Senin, Maret 12, 2012

CERUTU #4 Puskesmas Konyol


Benar-benar  tiada terduga, Puskesmas yang dahulu selalu sepi dengan pengunjung pagi ini begitu ramai. Sepi bukan karena sedikitnya orang yang sakit, melainkan karena ketidakpercayaan masyarakat akan puskesmas tersebut. Dari segi pelayanan yang terkadang lama, tidak profesional, bahkan seringnya (calon) pasien yang terkena omel para pegawai instansi tersebut. Terlebih ada semacam sugesti dari masyarakat bahwa jika berobat harus ke dokter ini, ke dokter itu. Hasilnya, Puskesmas tidak laku.
***
Awal mendaftar di loket, aku sudah dikesampingkan oleh pegawai pendaftaran. Mereka sedang bersibuk dengan masalah administrasi pasien-pasien yang sudah mendaftar.

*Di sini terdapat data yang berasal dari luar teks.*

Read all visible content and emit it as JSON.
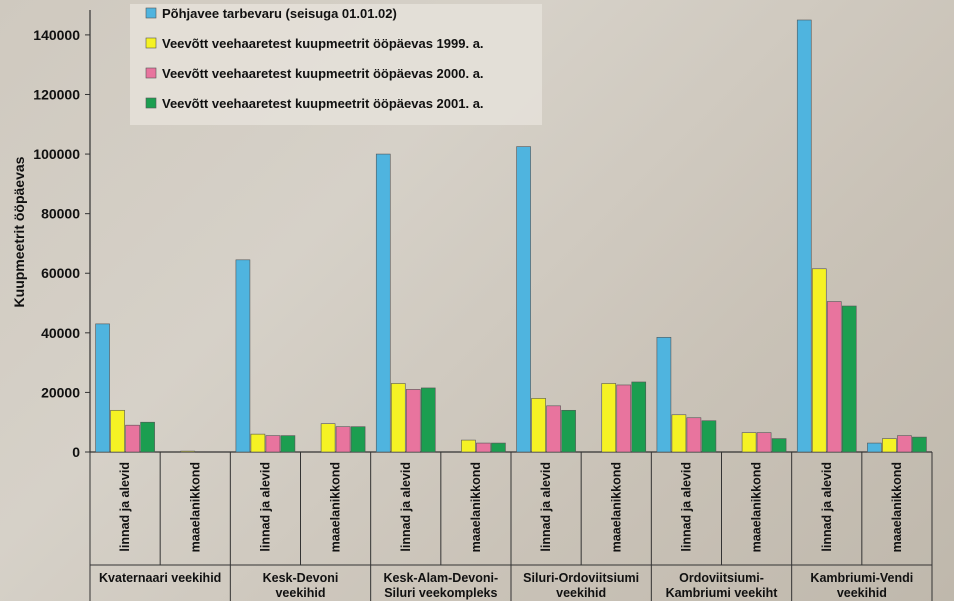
{
  "chart_data": {
    "type": "bar",
    "ylabel": "Kuupmeetrit ööpäevas",
    "ylim": [
      0,
      145000
    ],
    "yticks": [
      0,
      20000,
      40000,
      60000,
      80000,
      100000,
      120000,
      140000
    ],
    "categories": [
      "linnad ja alevid",
      "maaelanikkond",
      "linnad ja alevid",
      "maaelanikkond",
      "linnad ja alevid",
      "maaelanikkond",
      "linnad ja alevid",
      "maaelanikkond",
      "linnad ja alevid",
      "maaelanikkond",
      "linnad ja alevid",
      "maaelanikkond"
    ],
    "groups": [
      [
        "Kvaternaari veekihid"
      ],
      [
        "Kesk-Devoni",
        "veekihid"
      ],
      [
        "Kesk-Alam-Devoni-",
        "Siluri veekompleks"
      ],
      [
        "Siluri-Ordoviitsiumi",
        "veekihid"
      ],
      [
        "Ordoviitsiumi-",
        "Kambriumi veekiht"
      ],
      [
        "Kambriumi-Vendi",
        "veekihid"
      ]
    ],
    "series": [
      {
        "name": "Põhjavee tarbevaru (seisuga 01.01.02)",
        "color": "#4fb4df",
        "values": [
          43000,
          0,
          64500,
          0,
          100000,
          0,
          102500,
          0,
          38500,
          0,
          145000,
          3000
        ]
      },
      {
        "name": "Veevõtt veehaaretest kuupmeetrit ööpäevas 1999. a.",
        "color": "#f5f224",
        "values": [
          14000,
          300,
          6000,
          9500,
          23000,
          4000,
          18000,
          23000,
          12500,
          6500,
          61500,
          4500
        ]
      },
      {
        "name": "Veevõtt veehaaretest kuupmeetrit ööpäevas 2000. a.",
        "color": "#e8749e",
        "values": [
          9000,
          0,
          5500,
          8500,
          21000,
          3000,
          15500,
          22500,
          11500,
          6500,
          50500,
          5500
        ]
      },
      {
        "name": "Veevõtt veehaaretest kuupmeetrit ööpäevas 2001. a.",
        "color": "#1b9e50",
        "values": [
          10000,
          0,
          5500,
          8500,
          21500,
          3000,
          14000,
          23500,
          10500,
          4500,
          49000,
          5000
        ]
      }
    ],
    "legend_position": "top-left"
  }
}
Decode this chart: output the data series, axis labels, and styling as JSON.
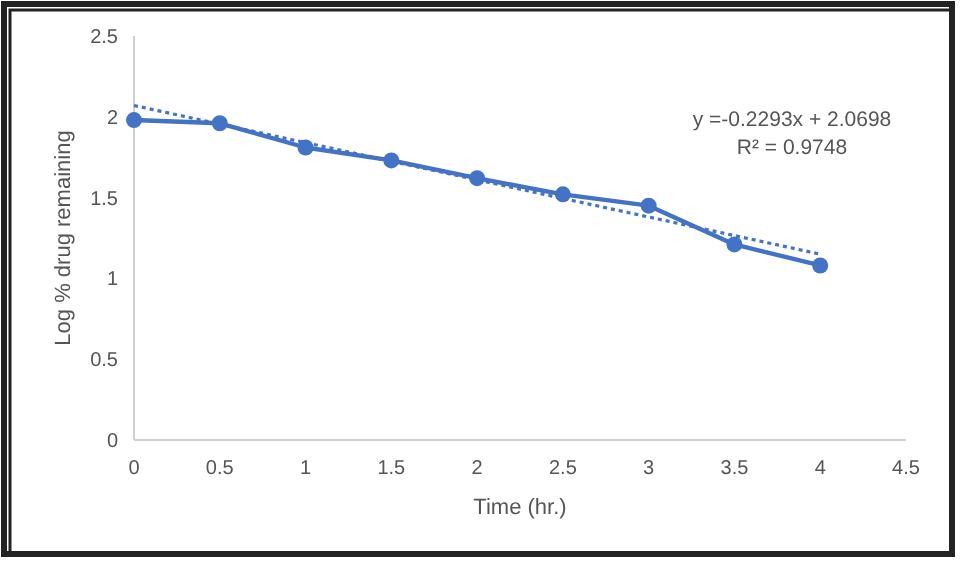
{
  "chart_data": {
    "type": "line",
    "xlabel": "Time (hr.)",
    "ylabel": "Log % drug remaining",
    "xlim": [
      0,
      4.5
    ],
    "xticks": [
      0,
      0.5,
      1,
      1.5,
      2,
      2.5,
      3,
      3.5,
      4,
      4.5
    ],
    "ylim": [
      0,
      2.5
    ],
    "yticks": [
      0,
      0.5,
      1,
      1.5,
      2,
      2.5
    ],
    "grid": false,
    "series": [
      {
        "color": "#4472c4",
        "x": [
          0,
          0.5,
          1,
          1.5,
          2,
          2.5,
          3,
          3.5,
          4
        ],
        "values": [
          1.98,
          1.96,
          1.81,
          1.73,
          1.62,
          1.52,
          1.45,
          1.21,
          1.08
        ],
        "marker": "circle",
        "line_style": "solid"
      },
      {
        "color": "#4472c4",
        "x": [
          0,
          4
        ],
        "values": [
          2.07,
          1.15
        ],
        "marker": "none",
        "line_style": "dotted"
      }
    ],
    "annotations": [
      "y =-0.2293x + 2.0698",
      "R² = 0.9748"
    ]
  }
}
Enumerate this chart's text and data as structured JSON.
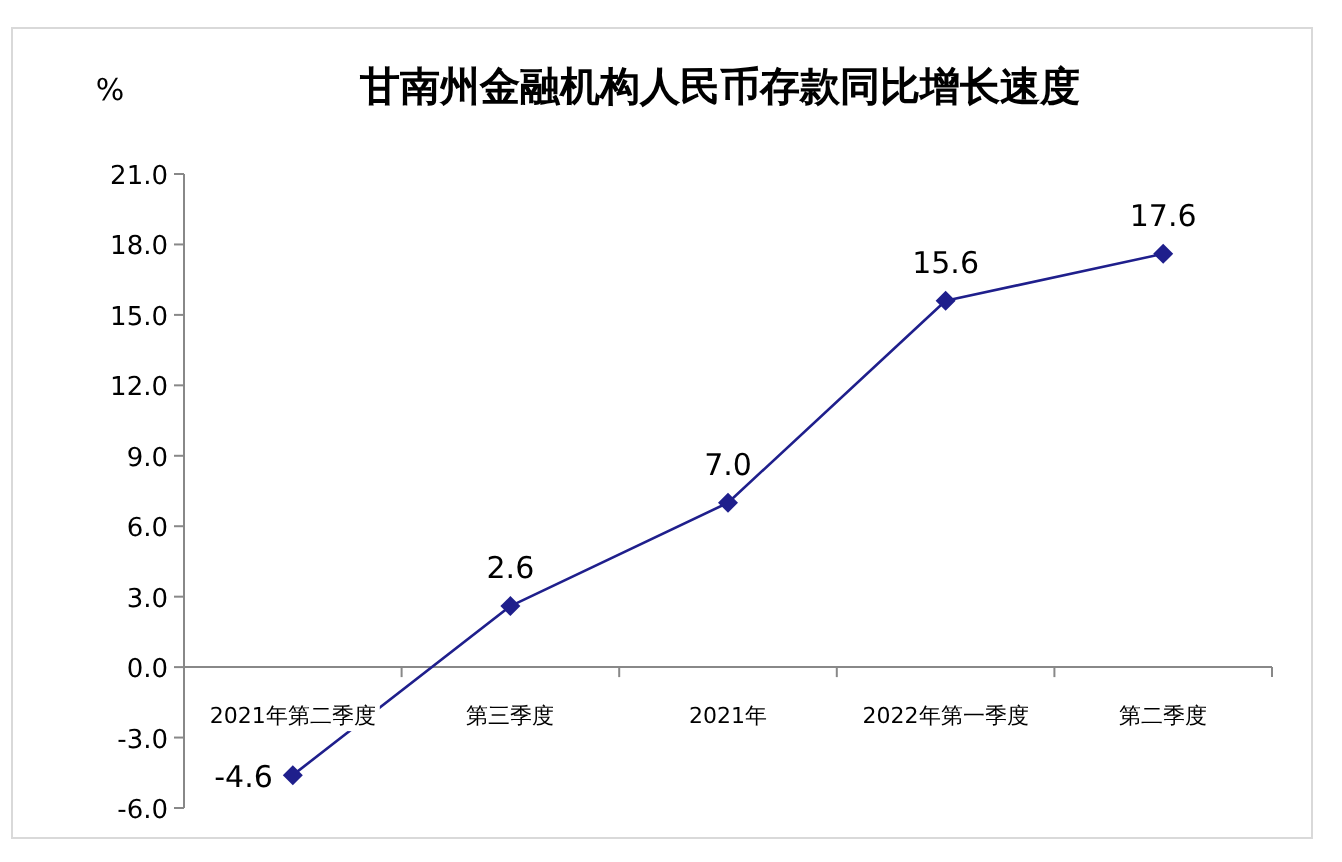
{
  "chart_data": {
    "type": "line",
    "title": "甘南州金融机构人民币存款同比增长速度",
    "ylabel": "%",
    "categories": [
      "2021年第二季度",
      "第三季度",
      "2021年",
      "2022年第一季度",
      "第二季度"
    ],
    "series": [
      {
        "color": "#1f1f8c",
        "values": [
          -4.6,
          2.6,
          7.0,
          15.6,
          17.6
        ]
      }
    ],
    "ylim": [
      -6,
      21
    ],
    "yticks": [
      {
        "value": -6,
        "label": "-6.0"
      },
      {
        "value": -3,
        "label": "-3.0"
      },
      {
        "value": 0,
        "label": "0.0"
      },
      {
        "value": 3,
        "label": "3.0"
      },
      {
        "value": 6,
        "label": "6.0"
      },
      {
        "value": 9,
        "label": "9.0"
      },
      {
        "value": 12,
        "label": "12.0"
      },
      {
        "value": 15,
        "label": "15.0"
      },
      {
        "value": 18,
        "label": "18.0"
      },
      {
        "value": 21,
        "label": "21.0"
      }
    ],
    "value_labels": [
      "-4.6",
      "2.6",
      "7.0",
      "15.6",
      "17.6"
    ],
    "marker": "diamond"
  }
}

Hingga loketpun ditutup sejenak. Menumpuk pekerjaan, mungkin itu sebabnya. Ketika ada satu pasien mendaftar, mereka masih bersantai. “Ah, baru satu ini. Gampang koq, bisa diurus cepet.”
Setelah loket dibuka ku segerakan mengulurkan KTP untuk mendaftar. Dan mereka masih sibuk dengan administrasi yang tadi keteteran. Tanganku masih terjulur, dan KTP langsung diambil tanpa ada tanya sepatahpun. Beberapa saat, si pegawai administrasi baru menanyakan keperluanku. Ku jawab saja, surat dokter.
Dari pengalamanku yang beberapa kali selalu menjadi pasien dokter gigi, sangat kilat, karena saking sepinya. Apalagi kalo cuma minta surat dokter, biasanya tak pakai periksa, dokter langsung tanda tangan. Namun hari ini, hanya untuk membuat selembar surat keterangan sehat dari dokter saja harus menghabiskan hampir dua jam. Mulai dari mengantre sekitar satu setengah jam, karena padatnya pasien yang hendak berobat hari ini.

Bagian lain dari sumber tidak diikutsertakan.